Negligent security successes
Trial Successes
“Jane Doe” v. ABM [Supreme New York] Defense Verdict Plaintiff worked in a back-office bank facility, for which our client provided security personnel. Although plaintiff alleged that she had notified the security officers that she had obtained an Order of Protection against her former husband, the ex-husband nonetheless gained entrance to the building, convinced plaintiff to leave with him, and then repeatedly slashed her about the face when they got to the street. We convinced the jury that the alleged negligent security within the building was not a proximate cause of the assault that took place outside after plaintiff made the intervening and unfortunate decision to leave the building with her assailant.
Summary Judgment & Dispositive Motions
Villa v. Paradise Theater Productions [Supreme New York] Plaintiff was attending a rap concert at our client’s theater. After being invited into a “VIP” section of the theater, he got into an argument with a rap artist and was slashed in the face with a box-cutter by an unknown assailant who was part of that artist’s entourage. The court agreed with the position we expressed in our summary judgment motion that the security provided at the concert by our client was reasonable, and that the assault by the unknown third-party was unforeseeable. The court also agreed with our argument that the plaintiff’s expert had not established a higher standard of care for such an event, and that the theater owner was not the guarantor of the plaintiff’s safety.

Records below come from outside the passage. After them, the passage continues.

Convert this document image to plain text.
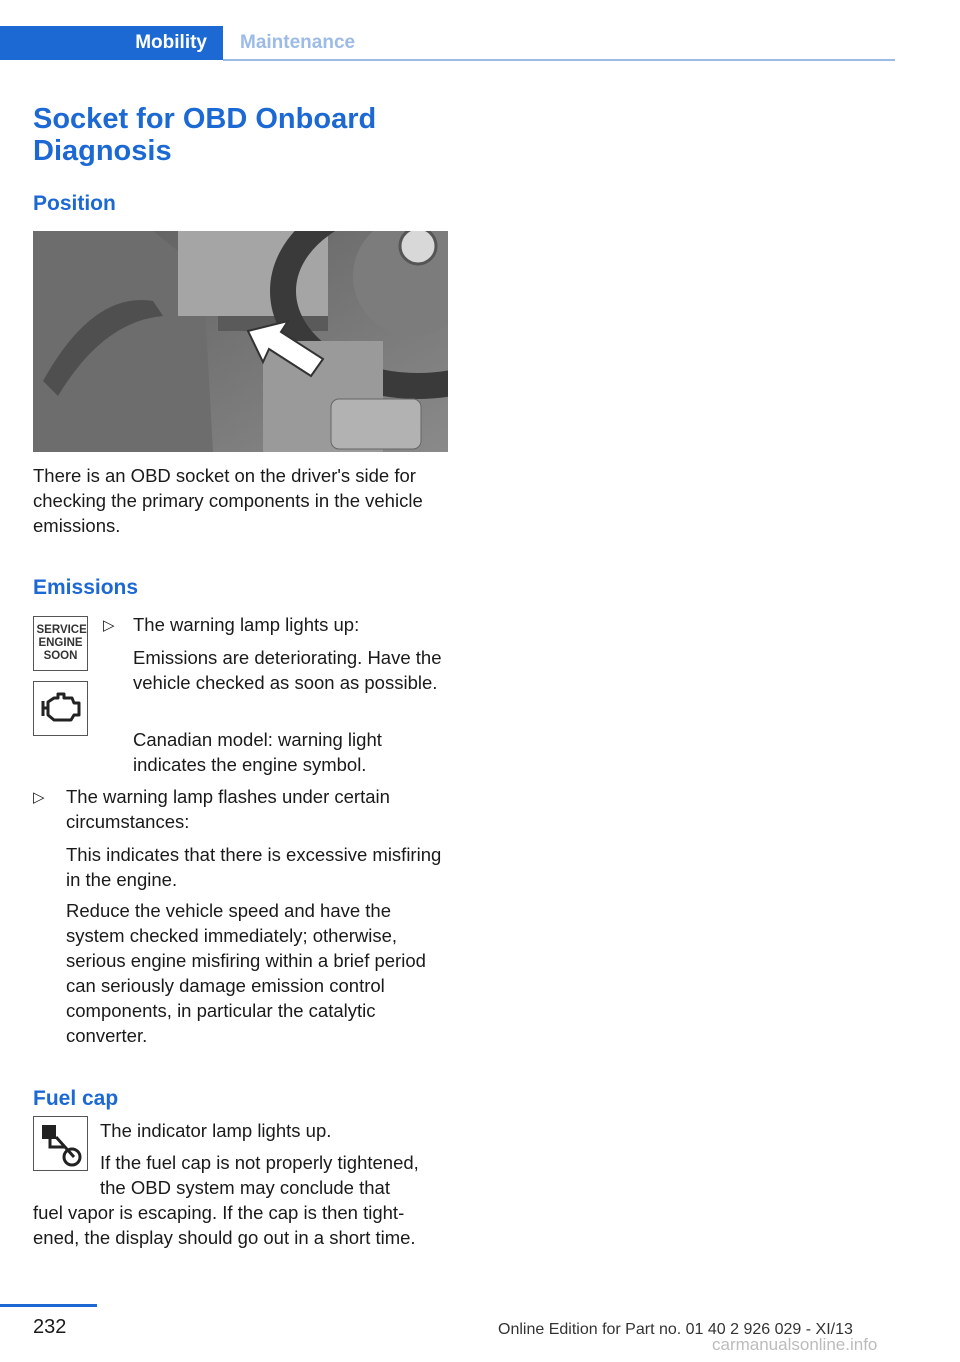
Mobility	Maintenance
Socket for OBD Onboard Diagnosis
Position
There is an OBD socket on the driver's side for checking the primary components in the vehicle emissions.
Emissions
SERVICE ENGINE SOON
▷ The warning lamp lights up:
Emissions are deteriorating. Have the vehicle checked as soon as possible.
Canadian model: warning light indicates the engine symbol.
▷ The warning lamp flashes under certain circumstances:
This indicates that there is excessive misfiring in the engine.
Reduce the vehicle speed and have the system checked immediately; otherwise, serious engine misfiring within a brief period can seriously damage emission control components, in particular the catalytic converter.
Fuel cap
The indicator lamp lights up.
If the fuel cap is not properly tightened,
the OBD system may conclude that
fuel vapor is escaping. If the cap is then tight-
ened, the display should go out in a short time.
232	Online Edition for Part no. 01 40 2 926 029 - XI/13
carmanualsonline.info
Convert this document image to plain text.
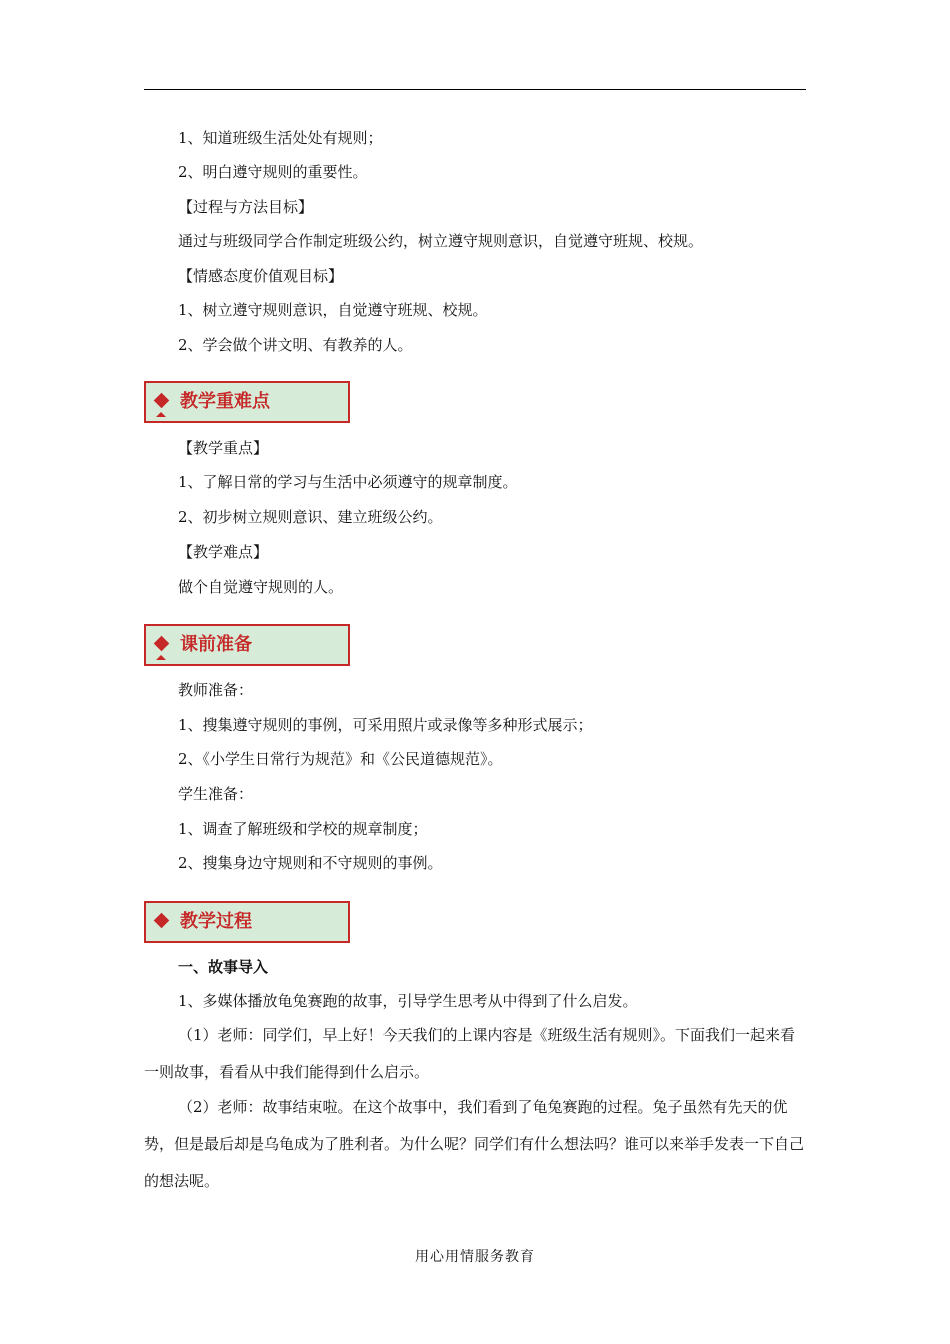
1、知道班级生活处处有规则；
2、明白遵守规则的重要性。
【过程与方法目标】
通过与班级同学合作制定班级公约，树立遵守规则意识，自觉遵守班规、校规。
【情感态度价值观目标】
1、树立遵守规则意识，自觉遵守班规、校规。
2、学会做个讲文明、有教养的人。
教学重难点
【教学重点】
1、了解日常的学习与生活中必须遵守的规章制度。
2、初步树立规则意识、建立班级公约。
【教学难点】
做个自觉遵守规则的人。
课前准备
教师准备：
1、搜集遵守规则的事例，可采用照片或录像等多种形式展示；
2、《小学生日常行为规范》和《公民道德规范》。
学生准备：
1、调查了解班级和学校的规章制度；
2、搜集身边守规则和不守规则的事例。
教学过程
一、故事导入
1、多媒体播放龟兔赛跑的故事，引导学生思考从中得到了什么启发。
（1）老师：同学们，早上好！今天我们的上课内容是《班级生活有规则》。下面我们一起来看一则故事，看看从中我们能得到什么启示。
（2）老师：故事结束啦。在这个故事中，我们看到了龟兔赛跑的过程。兔子虽然有先天的优势，但是最后却是乌龟成为了胜利者。为什么呢？同学们有什么想法吗？谁可以来举手发表一下自己的想法呢。
用心用情服务教育
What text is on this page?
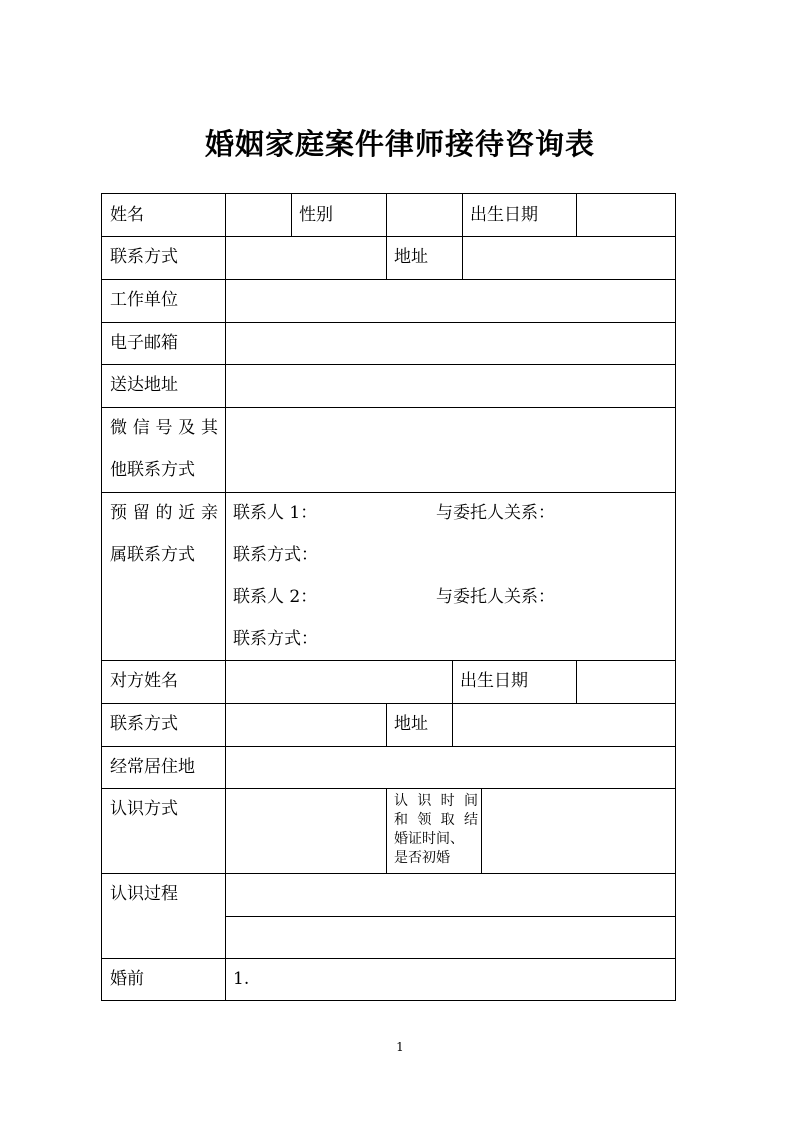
婚姻家庭案件律师接待咨询表
姓名	性别	出生日期
联系方式	地址
工作单位
电子邮箱
送达地址
微 信 号 及 其
他联系方式
预 留 的 近 亲
属联系方式
联系人 1：	与委托人关系：
联系方式：
联系人 2：	与委托人关系：
联系方式：
对方姓名	出生日期
联系方式	地址
经常居住地
认识方式	认 识 时 间
和 领 取 结
婚证时间、
是否初婚
认识过程
婚前	1.
1
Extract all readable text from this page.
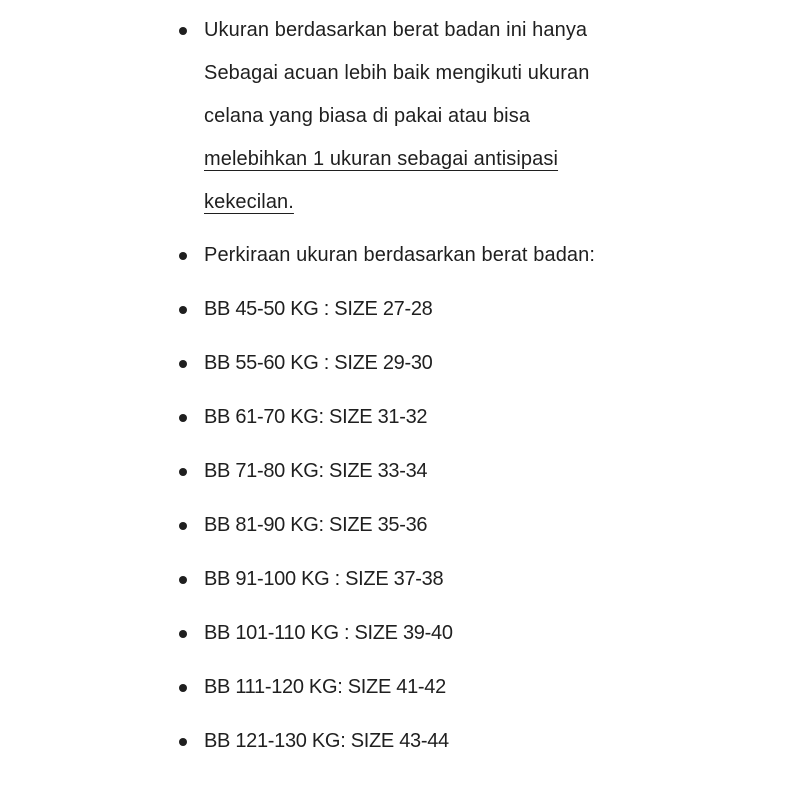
Ukuran berdasarkan berat badan ini hanya
Sebagai acuan lebih baik mengikuti ukuran
celana yang biasa di pakai atau bisa
melebihkan 1 ukuran sebagai antisipasi
kekecilan.
Perkiraan ukuran berdasarkan berat badan:
BB 45-50 KG : SIZE 27-28
BB 55-60 KG : SIZE 29-30
BB 61-70 KG: SIZE 31-32
BB 71-80 KG: SIZE 33-34
BB 81-90 KG: SIZE 35-36
BB 91-100 KG : SIZE 37-38
BB 101-110 KG : SIZE 39-40
BB 111-120 KG: SIZE 41-42
BB 121-130 KG: SIZE 43-44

Allstate Insurance Co., a/s/o Usher v. 1245 Realty, et al. [Supreme Nassau] Plaintiff alleged that inadequate security permitted unidentified third-party trespassers to enter the premises and ignite a fire (found by the FDNY to be arson) in an elevator shaft of our client’s residential building. Plaintiff also alleged that the building owner was negligent because the smoke detectors in the building had malfunctioned, allowing the fire in the elevator shaft to spread and cause property damage in the subject apartment. The court agreed with our argument that plaintiff failed to establish sufficient evidence that the building owner was responsible for the criminal acts of unknown third parties, or that the allegedly malfunctioning smoke detectors caused the property damage complained of.